KINGS OF SHANGHAI tells the story of two Jewish families - the Sassoons and the Kadoories - who immigrated to China in the mid nineteenth century and became dynasties of a sort, standing astride Chinese business and politics for more than 175 years.

The Kadoories were aristocrats while the Sassoons were essentially royalty, overseeing and governing the Jewish community in Baghdad across many generations. Forced to flee in the nineteenth century, the Sassoons spread out over central Asia, with two sons going to Shanghai following the Opium Wars to establish a business empire that would launch them into the upper echelons of the British establishment. The Kadoories followed soon after, their patriarch Elly first working for the Sassoons and then, after being fired, establishing a rival and equally successful trading company of his own.

Jonathan Kaufman traces the intersecting stories of the two families over the course of the next century as they gathered strength and influence through the Taiping and Boxer rebellions, weathered the fall of the emperor, blossomed during the Jazz Age and civil war, and resisted Japan's brutal occupation and the ensuing Communist takeover.

KINGS OF SHANGHAI is at once the intimate story of two families and a sweeping account of how modern Shanghai was born.



ISBN: 9781408710036
Audience: General
Format: Paperback
Number of Pages: 384
Publication Date: 2 Jun 2020
Publisher: Little, Brown Book Group
Publication City, Country: London, United Kingdom
Dimensions (cm): 23.2(H) x 15.4(L) x 3.2(W)
Weight (gm): 460



What's even less likely than a clan of displaced Baghdadi Jews who find themselves in twentieth-century Shanghai and change it forever? Try two clans of displaced Baghdadi Jews. This is the tale that Jonathan Kaufman tells in The Last Kings of Shanghai, his remarkable history of the Sassoon and Kadoorie families. Read it and the Bund will never look the same -- Peter Hessler, author of Oracle Bones: A Journey Through Time in China
Jonathan Kaufman brings to life the extraordinary forgotten history of two Jewish families who helped transform China into a global economic powerhouse. A masterpiece of research, The Last Kings of Shanghai is a vivid and fascinating story of wealth, family intrigue, and political strategy on the world stage from colonialism to communism to globalized capitalism -- Susannah Heschel, Eli Black Professor of Jewish Studies, Dartmouth College
An illuminating book * The Economist *
Complementing histories of modern China that focus on political developments, Kaufman uses a rich mix of materials including memoir and private correspondence to bring us the people who greased the wheels of change . . . [the Sassoons and Kadoories'] part in the development of modern China offers drama enough to make them worthy of our attention. Kaufman ensures that they gain and retain it, with a well-paced narrative and plenty of helpful historical context * Telegraph *
This heady era is brought vividly to life in Jonathan Kaufman's Kings of Shanghai - a multigenerational epic of the Sassoon and Kadoorie dynasties, which rightly takes business out of the shadows and puts it at the heart of modern China's history. The book is excellent too on China's tumultuous history - the pernicious colonial influence, the collapse of Imperial China, and the Communist Revolution, which swept away both families' Shanghai holdings. Victor Sassoon never recovered but the Kadoories had hedged their bets and invested early enough in Hong Kong to start again. Kaufman deserves praise for highlighting a story that ought to be better known * Financial Times *


Author Biography

Jonathan Kaufman is Pulitzer Prize-winning reporter, editor and author. He is currently Executive Editor for Company News at Bloomberg News, overseeing more than 300 reporters and editors globally who cover technology, energy, autos, deals, industrials, consumer products, education, science and health. Projects he has overseen at Bloomberg have won numerous awards including finalist for the Pulitzer Prize, several George Polk Awards, an Overseas Press Club Award, a Gerald Loeb Award and Education Writers Association Grand Prize.
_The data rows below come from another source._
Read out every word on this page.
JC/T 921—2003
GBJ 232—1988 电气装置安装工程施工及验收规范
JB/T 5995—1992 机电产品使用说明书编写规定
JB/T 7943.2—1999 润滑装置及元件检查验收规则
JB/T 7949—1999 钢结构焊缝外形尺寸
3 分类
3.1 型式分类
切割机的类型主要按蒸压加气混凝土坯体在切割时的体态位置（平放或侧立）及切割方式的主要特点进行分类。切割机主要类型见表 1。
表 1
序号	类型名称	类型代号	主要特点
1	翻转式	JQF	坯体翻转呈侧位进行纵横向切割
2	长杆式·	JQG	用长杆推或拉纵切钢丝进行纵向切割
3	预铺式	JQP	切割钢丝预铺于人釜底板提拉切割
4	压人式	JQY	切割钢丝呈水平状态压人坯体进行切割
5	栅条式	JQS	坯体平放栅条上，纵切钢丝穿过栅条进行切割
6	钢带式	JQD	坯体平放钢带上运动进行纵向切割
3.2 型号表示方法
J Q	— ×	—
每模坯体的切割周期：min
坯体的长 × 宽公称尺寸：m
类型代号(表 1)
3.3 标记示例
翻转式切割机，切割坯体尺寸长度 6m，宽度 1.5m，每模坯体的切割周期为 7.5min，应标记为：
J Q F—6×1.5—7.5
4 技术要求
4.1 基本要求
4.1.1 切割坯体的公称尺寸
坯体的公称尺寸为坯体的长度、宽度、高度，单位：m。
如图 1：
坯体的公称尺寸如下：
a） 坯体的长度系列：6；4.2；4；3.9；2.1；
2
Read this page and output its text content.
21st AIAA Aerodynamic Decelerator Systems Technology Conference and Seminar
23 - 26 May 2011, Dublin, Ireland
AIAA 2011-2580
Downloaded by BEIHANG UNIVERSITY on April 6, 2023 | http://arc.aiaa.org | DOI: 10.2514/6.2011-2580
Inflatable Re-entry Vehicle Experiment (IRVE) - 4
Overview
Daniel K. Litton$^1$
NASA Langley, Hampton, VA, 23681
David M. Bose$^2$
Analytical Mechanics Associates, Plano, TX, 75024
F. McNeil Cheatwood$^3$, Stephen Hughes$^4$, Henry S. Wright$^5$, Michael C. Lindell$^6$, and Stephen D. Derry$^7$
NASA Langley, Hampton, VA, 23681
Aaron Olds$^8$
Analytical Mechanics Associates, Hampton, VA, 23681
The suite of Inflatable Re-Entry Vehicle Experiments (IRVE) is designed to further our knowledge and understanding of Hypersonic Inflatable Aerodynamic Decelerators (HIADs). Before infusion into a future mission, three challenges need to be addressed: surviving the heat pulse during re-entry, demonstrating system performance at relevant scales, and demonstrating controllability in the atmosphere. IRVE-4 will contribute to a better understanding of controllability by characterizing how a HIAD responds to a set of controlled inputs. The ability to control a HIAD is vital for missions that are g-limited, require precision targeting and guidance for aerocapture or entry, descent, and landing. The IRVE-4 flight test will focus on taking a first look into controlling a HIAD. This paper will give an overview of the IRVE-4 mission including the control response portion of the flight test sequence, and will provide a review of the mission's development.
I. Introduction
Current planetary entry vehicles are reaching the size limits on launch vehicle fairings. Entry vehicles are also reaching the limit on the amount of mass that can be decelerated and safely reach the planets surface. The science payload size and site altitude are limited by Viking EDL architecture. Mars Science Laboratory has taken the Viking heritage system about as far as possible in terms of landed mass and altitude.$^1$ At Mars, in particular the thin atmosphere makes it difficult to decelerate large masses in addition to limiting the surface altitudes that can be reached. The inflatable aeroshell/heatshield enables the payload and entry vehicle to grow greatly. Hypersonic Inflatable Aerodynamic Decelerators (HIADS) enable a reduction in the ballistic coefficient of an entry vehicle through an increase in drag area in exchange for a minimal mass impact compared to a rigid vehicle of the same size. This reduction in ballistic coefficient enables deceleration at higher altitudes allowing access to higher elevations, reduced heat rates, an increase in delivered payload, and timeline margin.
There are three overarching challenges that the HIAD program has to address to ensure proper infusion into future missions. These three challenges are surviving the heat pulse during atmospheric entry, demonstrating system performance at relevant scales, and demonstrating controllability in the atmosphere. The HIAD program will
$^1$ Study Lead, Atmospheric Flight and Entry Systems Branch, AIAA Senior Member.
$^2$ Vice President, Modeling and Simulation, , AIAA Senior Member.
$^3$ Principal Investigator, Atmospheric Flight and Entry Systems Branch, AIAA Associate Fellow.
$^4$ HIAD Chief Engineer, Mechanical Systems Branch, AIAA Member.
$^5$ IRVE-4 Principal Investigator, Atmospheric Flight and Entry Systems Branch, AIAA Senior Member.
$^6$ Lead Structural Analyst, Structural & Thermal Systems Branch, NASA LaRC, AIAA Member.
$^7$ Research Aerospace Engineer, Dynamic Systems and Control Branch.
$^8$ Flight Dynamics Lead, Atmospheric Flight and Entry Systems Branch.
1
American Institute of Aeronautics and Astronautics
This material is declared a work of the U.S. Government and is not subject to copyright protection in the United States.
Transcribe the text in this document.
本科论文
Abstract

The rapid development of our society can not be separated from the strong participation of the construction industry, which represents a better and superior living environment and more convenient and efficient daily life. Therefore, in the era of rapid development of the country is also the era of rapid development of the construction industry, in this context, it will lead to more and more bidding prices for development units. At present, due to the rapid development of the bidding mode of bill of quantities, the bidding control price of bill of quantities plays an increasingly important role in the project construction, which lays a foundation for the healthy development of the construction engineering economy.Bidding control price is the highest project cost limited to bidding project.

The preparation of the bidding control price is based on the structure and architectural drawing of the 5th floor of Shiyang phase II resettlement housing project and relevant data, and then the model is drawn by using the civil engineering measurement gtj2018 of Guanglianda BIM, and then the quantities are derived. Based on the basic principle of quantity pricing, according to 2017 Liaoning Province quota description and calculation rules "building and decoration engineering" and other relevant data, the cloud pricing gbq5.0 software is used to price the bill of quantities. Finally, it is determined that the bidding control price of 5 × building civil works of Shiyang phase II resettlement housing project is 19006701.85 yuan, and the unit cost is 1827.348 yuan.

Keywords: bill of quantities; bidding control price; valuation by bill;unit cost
Prior to joining Bloomberg, Kaufman was deputy Page One editor at the Wall Street Journal and also served as the Wall Street Journal's China Bureau Chief, based in Beijing. He also served as Berlin Bureau Chief of the Boston Globe. As a reporter, Kaufman covered race and class issues in the workplace and on college campuses and wrote about race and women's issues in the extraordinary 2008 presidential campaign.

Kaufman has won numerous awards, including the Pulitzer Prize. He is the author of two well-reviewed books, A Hole in the Heart of the World: Being Jewish in Eastern Europe and Broken Alliance: The Turbulent Times Between Blacks and Jews in America, which won the National Jewish Book Award.